A couple of weeks ago, I mentioned the exciting experiment in online math collaboration, where Tim Gowers invited the world to set out and develop a combinatorial proof of the density Hales-Jewitt theorem (DHJ). Big congratulations to them, because the problem is solved, probably. Summarizing why he spent his time on this particular problem, Terry Tao wrote:
I guess DHJ is known to experts in the field to be an interesting question, partly because it implies a number of other deep theorems (e.g.
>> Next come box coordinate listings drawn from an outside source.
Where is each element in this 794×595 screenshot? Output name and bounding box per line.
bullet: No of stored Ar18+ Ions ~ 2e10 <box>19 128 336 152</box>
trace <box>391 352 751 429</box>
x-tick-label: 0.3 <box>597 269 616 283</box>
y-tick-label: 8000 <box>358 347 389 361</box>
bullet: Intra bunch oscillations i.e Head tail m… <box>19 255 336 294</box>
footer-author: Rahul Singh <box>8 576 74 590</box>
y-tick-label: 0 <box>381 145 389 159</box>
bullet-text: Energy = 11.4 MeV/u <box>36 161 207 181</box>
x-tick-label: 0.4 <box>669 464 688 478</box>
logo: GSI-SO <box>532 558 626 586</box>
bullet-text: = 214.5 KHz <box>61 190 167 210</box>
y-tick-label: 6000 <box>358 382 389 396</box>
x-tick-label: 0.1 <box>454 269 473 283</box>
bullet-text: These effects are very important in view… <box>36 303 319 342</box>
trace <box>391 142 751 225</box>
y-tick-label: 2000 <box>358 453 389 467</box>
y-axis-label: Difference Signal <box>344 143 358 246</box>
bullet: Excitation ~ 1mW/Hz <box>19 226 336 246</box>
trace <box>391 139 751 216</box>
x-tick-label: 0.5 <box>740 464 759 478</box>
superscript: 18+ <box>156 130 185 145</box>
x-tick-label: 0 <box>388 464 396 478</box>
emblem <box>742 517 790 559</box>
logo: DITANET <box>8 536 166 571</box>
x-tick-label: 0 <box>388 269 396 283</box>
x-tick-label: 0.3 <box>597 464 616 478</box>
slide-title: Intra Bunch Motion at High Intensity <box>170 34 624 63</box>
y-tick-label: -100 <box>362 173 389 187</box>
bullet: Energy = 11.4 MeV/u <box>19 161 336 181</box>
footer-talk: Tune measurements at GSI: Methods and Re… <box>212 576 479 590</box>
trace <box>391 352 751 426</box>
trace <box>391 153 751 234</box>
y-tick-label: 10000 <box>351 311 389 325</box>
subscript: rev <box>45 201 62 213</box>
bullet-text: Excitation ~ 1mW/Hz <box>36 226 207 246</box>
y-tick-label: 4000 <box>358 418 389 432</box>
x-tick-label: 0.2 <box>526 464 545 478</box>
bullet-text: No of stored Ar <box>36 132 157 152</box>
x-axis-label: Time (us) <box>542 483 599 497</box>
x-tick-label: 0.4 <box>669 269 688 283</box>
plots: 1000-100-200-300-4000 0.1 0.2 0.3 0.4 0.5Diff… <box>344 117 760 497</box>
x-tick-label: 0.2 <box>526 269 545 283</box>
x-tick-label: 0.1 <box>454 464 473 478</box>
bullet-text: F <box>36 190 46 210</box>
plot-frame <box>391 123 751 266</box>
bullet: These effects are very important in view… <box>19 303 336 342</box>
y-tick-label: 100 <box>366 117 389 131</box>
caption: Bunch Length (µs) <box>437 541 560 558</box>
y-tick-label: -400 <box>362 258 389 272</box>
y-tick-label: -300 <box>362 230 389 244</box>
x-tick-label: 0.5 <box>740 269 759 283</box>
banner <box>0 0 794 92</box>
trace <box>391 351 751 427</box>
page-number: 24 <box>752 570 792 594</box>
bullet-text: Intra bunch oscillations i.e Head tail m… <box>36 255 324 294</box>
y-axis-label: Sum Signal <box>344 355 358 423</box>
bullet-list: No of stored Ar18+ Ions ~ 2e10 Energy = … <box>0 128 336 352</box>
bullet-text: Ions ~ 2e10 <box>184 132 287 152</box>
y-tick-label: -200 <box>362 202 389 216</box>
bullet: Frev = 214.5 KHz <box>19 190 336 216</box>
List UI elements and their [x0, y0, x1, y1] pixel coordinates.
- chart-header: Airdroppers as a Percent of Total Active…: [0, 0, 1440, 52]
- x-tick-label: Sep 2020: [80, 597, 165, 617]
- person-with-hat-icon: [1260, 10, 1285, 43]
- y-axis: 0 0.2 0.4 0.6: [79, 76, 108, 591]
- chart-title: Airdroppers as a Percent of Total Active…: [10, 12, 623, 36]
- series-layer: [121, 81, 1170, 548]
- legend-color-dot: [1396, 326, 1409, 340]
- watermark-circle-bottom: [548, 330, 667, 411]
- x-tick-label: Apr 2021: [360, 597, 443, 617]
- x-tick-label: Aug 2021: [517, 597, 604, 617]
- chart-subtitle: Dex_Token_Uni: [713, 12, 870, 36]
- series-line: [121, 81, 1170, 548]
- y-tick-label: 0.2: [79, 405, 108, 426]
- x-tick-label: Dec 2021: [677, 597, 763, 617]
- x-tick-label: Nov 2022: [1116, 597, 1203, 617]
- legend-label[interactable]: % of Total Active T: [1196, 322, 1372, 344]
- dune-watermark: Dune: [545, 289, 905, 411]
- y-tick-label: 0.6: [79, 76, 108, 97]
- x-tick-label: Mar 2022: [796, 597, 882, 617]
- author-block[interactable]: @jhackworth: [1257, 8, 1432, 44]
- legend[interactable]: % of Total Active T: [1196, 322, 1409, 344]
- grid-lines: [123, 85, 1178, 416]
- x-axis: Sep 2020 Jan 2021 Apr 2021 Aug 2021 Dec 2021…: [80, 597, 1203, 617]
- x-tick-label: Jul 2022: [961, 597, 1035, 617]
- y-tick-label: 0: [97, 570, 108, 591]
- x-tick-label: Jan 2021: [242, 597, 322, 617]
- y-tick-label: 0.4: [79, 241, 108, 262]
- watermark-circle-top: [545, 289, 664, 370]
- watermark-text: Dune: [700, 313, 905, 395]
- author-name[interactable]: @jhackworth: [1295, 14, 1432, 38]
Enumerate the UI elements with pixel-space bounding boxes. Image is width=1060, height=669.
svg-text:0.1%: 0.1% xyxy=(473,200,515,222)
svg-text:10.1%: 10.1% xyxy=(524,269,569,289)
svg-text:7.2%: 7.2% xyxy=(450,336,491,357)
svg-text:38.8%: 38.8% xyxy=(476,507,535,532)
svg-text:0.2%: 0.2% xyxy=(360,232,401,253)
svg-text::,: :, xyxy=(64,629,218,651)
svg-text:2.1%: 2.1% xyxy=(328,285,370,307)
Szemeredi’s theorem, which was for instance a key tool in my result with Ben that the primes contain arbitrarily long arithmetic progressions), but also because it (until very recently) was one of the most prominent density Ramsey theorems that could only be proven by ergodic theoretic techniques. I myself am a big believer in exploiting more systematically the connections between ergodic theory, combinatorics, and Fourier analysis, and so this project was certainly very appealing to me. Besides, historically every new proof of Szemeredi’s theorem has led to a substantial amount of progress and activity in at least one subfield of mathematics; now that we have yet another proof (the fifth genuinely new proof of Szemeredi, by my count), one can hope that the tools developed here will have some applicability elsewhere.
Now, are there any applications of DHJ or Ramsey theory to Health Metrics? I wouldn’t say they are leaping out at me, but I wouldn’t rule it out either. When noisy data has unavoidable structure, some of the noise could be removed.